L’ancien ministre a dit souhaiter que le législateur ne crée pas une trop grande lourdeur, et « en échappe des bouts ». Il a exprimé des craintes quant à une centralisation excessive qui risquerait de reléguer la déontologie à l’arrière-plan.

Or, le rôle des Chambres de veiller à la déontologie de leurs membres est extrêmement important, a répété M. Paquet en marge du colloque. Il a dit espérer que ni la Chambre de la sécurité financière ni la Chambre de l’assurance de dommages ne se retrouvent sous la coupe de l’Autorité.

D’emblée, il a reproché le manque de profondeur du Rapport d’application de la Loi sur la distribution des produits et services financiers. Il lui reproche de ne pas préciser ce que coute les dédoublements reprochés aux Chambres ni ce que permettrait d’économiser leur intégration au sein de l’Autorité.

Ensuite, il dit craindre l’engorgement qui résulterait de cette intégration. « Je ne veux pas défendre les Chambres ou l’Autorité. Mais le régulateur a déjà l’assiette bien remplie, avec l’accréditation des appels d’offres et l’accréditation des sociétés minières. Ce sont deux gros mandats. Est-ce une bonne chose d’en rajouter ? Je n’en suis pas certain. Il y a juste 24 heures dans une journée et les ressources sont limitées. Il y a le risque de s’éloigner des priorités », dit-il.

De plus, il estime que ramener les Chambres sous l’Autorité reviendrait à marier deux cultures différentes d’encadrement. « Toute la culture de l’Autorité a été développée autour du droit pénal. Pénal et déontologie ne sont pas le même type de droit. Si un matin, on envoie le régulateur dans un environnement déontologique, il n’a pas cette dynamique ancrée dans ses habitudes institutionnelles. Je ne dis pas qu’il ne peut pas l’acquérir. Mais je crains que sans mauvaise volonté, la déontologie puisse devenir un second violon. »

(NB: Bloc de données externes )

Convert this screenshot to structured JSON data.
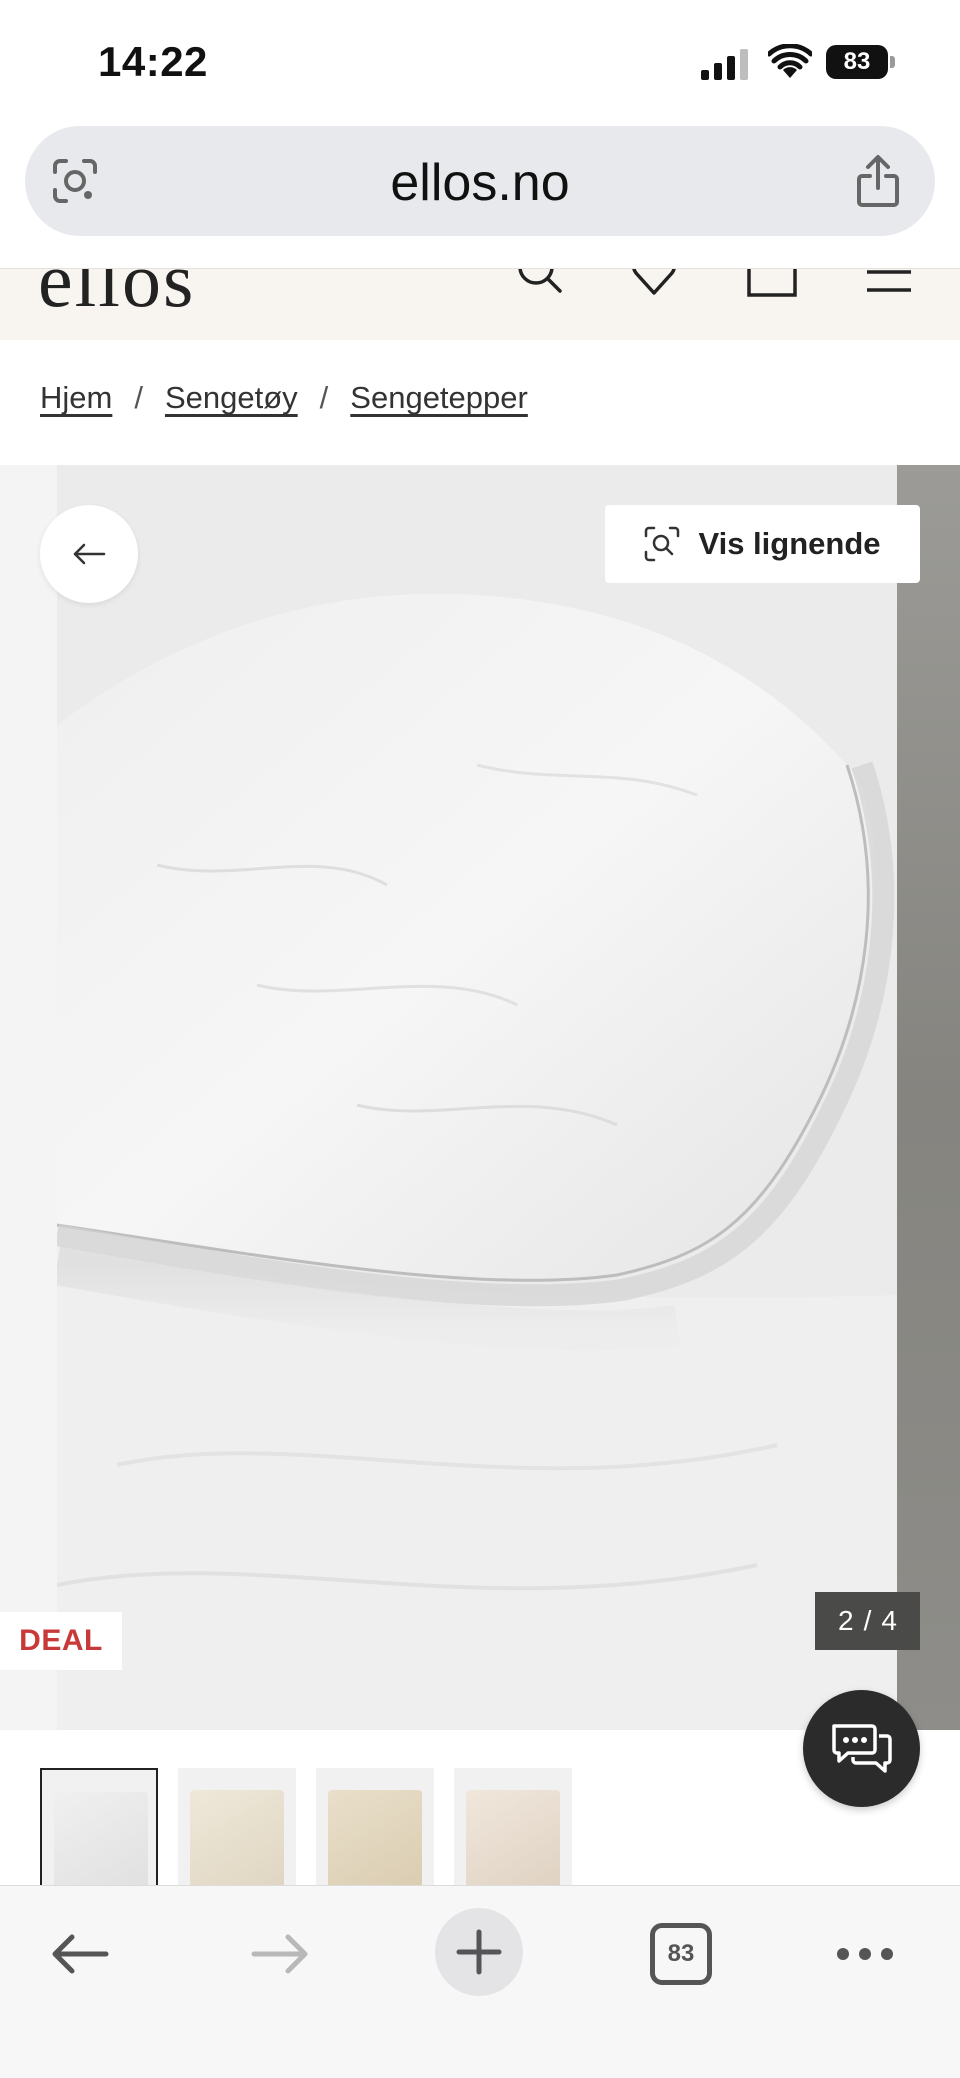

Si le gouvernement décide tout de même de retenir ce modèle, il devra y avoir des balises extrêmement serrées pour assurer que la déontologie ne soit pas délaissée, prévient Alain Paquet. « Même avec ces balises et toute la bonne volonté, j’ai bien peur que la nature fasse que les choses aillent autrement. Et là je crois que les conseillers financiers pourraient être perdants en termes d’écoute, par rapport au régulateur », a-t-il dit.

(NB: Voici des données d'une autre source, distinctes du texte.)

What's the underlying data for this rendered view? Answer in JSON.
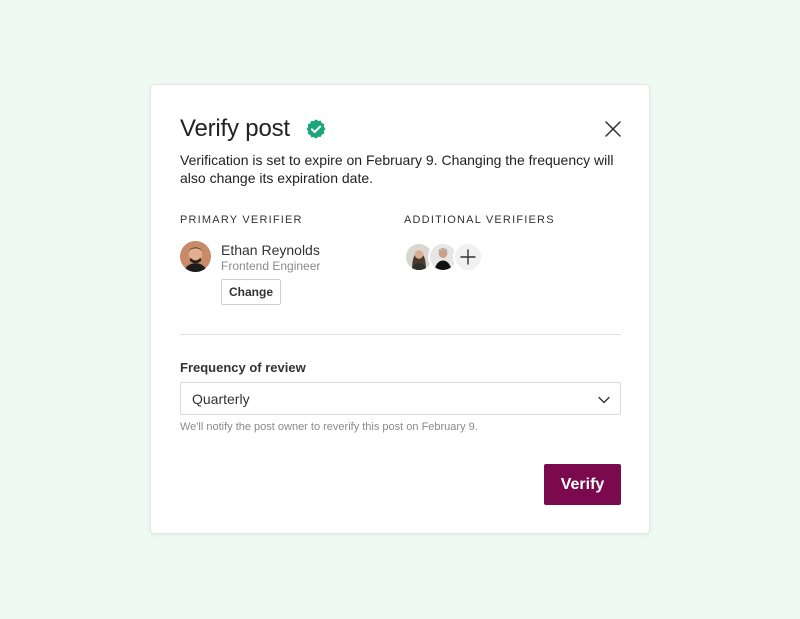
{
  "modal": {
    "title": "Verify post",
    "description": "Verification is set to expire on February 9. Changing the frequency will also change its expiration date.",
    "verified_icon": "verified-badge-icon",
    "close_icon": "close-icon"
  },
  "primary_verifier": {
    "section_label": "PRIMARY VERIFIER",
    "name": "Ethan Reynolds",
    "role": "Frontend Engineer",
    "change_label": "Change"
  },
  "additional_verifiers": {
    "section_label": "ADDITIONAL VERIFIERS",
    "add_icon": "plus-icon"
  },
  "frequency": {
    "label": "Frequency of review",
    "selected": "Quarterly",
    "helper": "We'll notify the post owner to reverify this post on February 9."
  },
  "actions": {
    "verify_label": "Verify"
  },
  "colors": {
    "background": "#edf9f2",
    "verified_badge": "#1aa57a",
    "primary_button": "#7a0a4d"
  }
}
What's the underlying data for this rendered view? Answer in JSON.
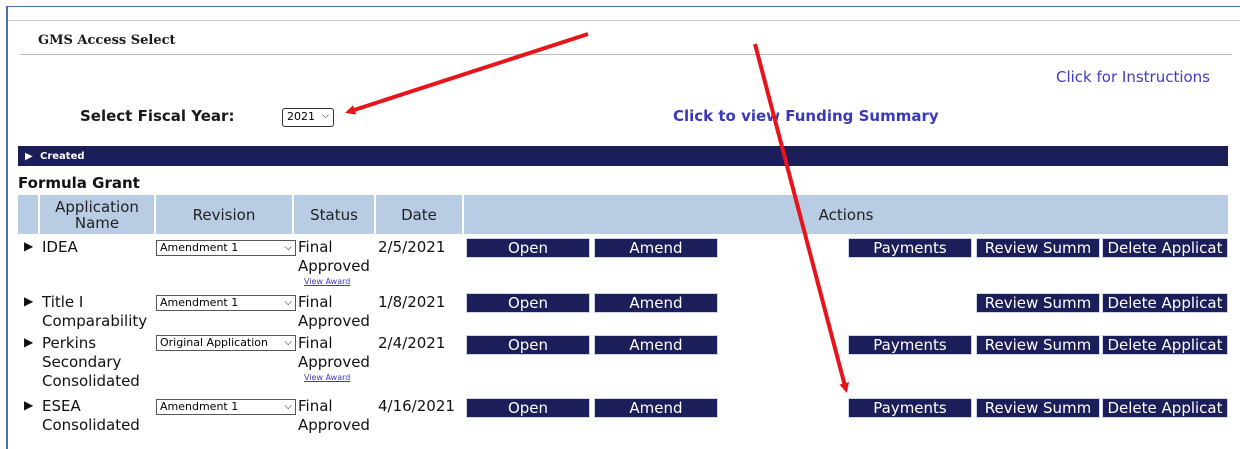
{
  "header": {
    "title": "GMS Access Select",
    "instructions_link": "Click for Instructions",
    "fiscal_year_label": "Select Fiscal Year:",
    "fiscal_year_value": "2021",
    "funding_summary_link": "Click to view Funding Summary"
  },
  "section": {
    "created_label": "Created",
    "group_title": "Formula Grant"
  },
  "table": {
    "columns": [
      "Application Name",
      "Revision",
      "Status",
      "Date",
      "Actions"
    ],
    "rows": [
      {
        "name": "IDEA",
        "name_line2": "",
        "name_line3": "",
        "revision": "Amendment 1",
        "status1": "Final",
        "status2": "Approved",
        "view_award": "View Award",
        "date": "2/5/2021"
      },
      {
        "name": "Title I",
        "name_line2": "Comparability",
        "name_line3": "",
        "revision": "Amendment 1",
        "status1": "Final",
        "status2": "Approved",
        "view_award": "",
        "date": "1/8/2021"
      },
      {
        "name": "Perkins",
        "name_line2": "Secondary",
        "name_line3": "Consolidated",
        "revision": "Original Application",
        "status1": "Final",
        "status2": "Approved",
        "view_award": "View Award",
        "date": "2/4/2021"
      },
      {
        "name": "ESEA",
        "name_line2": "Consolidated",
        "name_line3": "",
        "revision": "Amendment 1",
        "status1": "Final",
        "status2": "Approved",
        "view_award": "",
        "date": "4/16/2021"
      }
    ]
  },
  "actions": {
    "open": "Open",
    "amend": "Amend",
    "payments": "Payments",
    "review": "Review Summ",
    "delete": "Delete Applicat"
  },
  "colors": {
    "navy": "#1b1e58",
    "header_blue": "#b8cce4",
    "link_blue": "#3c3cc8",
    "annotation_red": "#e8141b"
  }
}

Respecter le rôle de chacun

Le modèle actuel n’est pas parfait, notamment au chapitre de la communication entre les divers intervenants, reconnait l’ex-ministre. « Mais c’est humain », dit-il. Il lui apparait primordial que les divers organismes de règlementation se parlent, et établissent des protocoles qui assurent que chacun joue son rôle et respecte celui de l’autre. Une faute de déontologie n’est pas une fraude, a-t-il rappelé. Aussi, la formation ne peut être définie uniquement par l’Autorité, ni par la Chambre ou uniquement par les professionnels, dit M. Paquet.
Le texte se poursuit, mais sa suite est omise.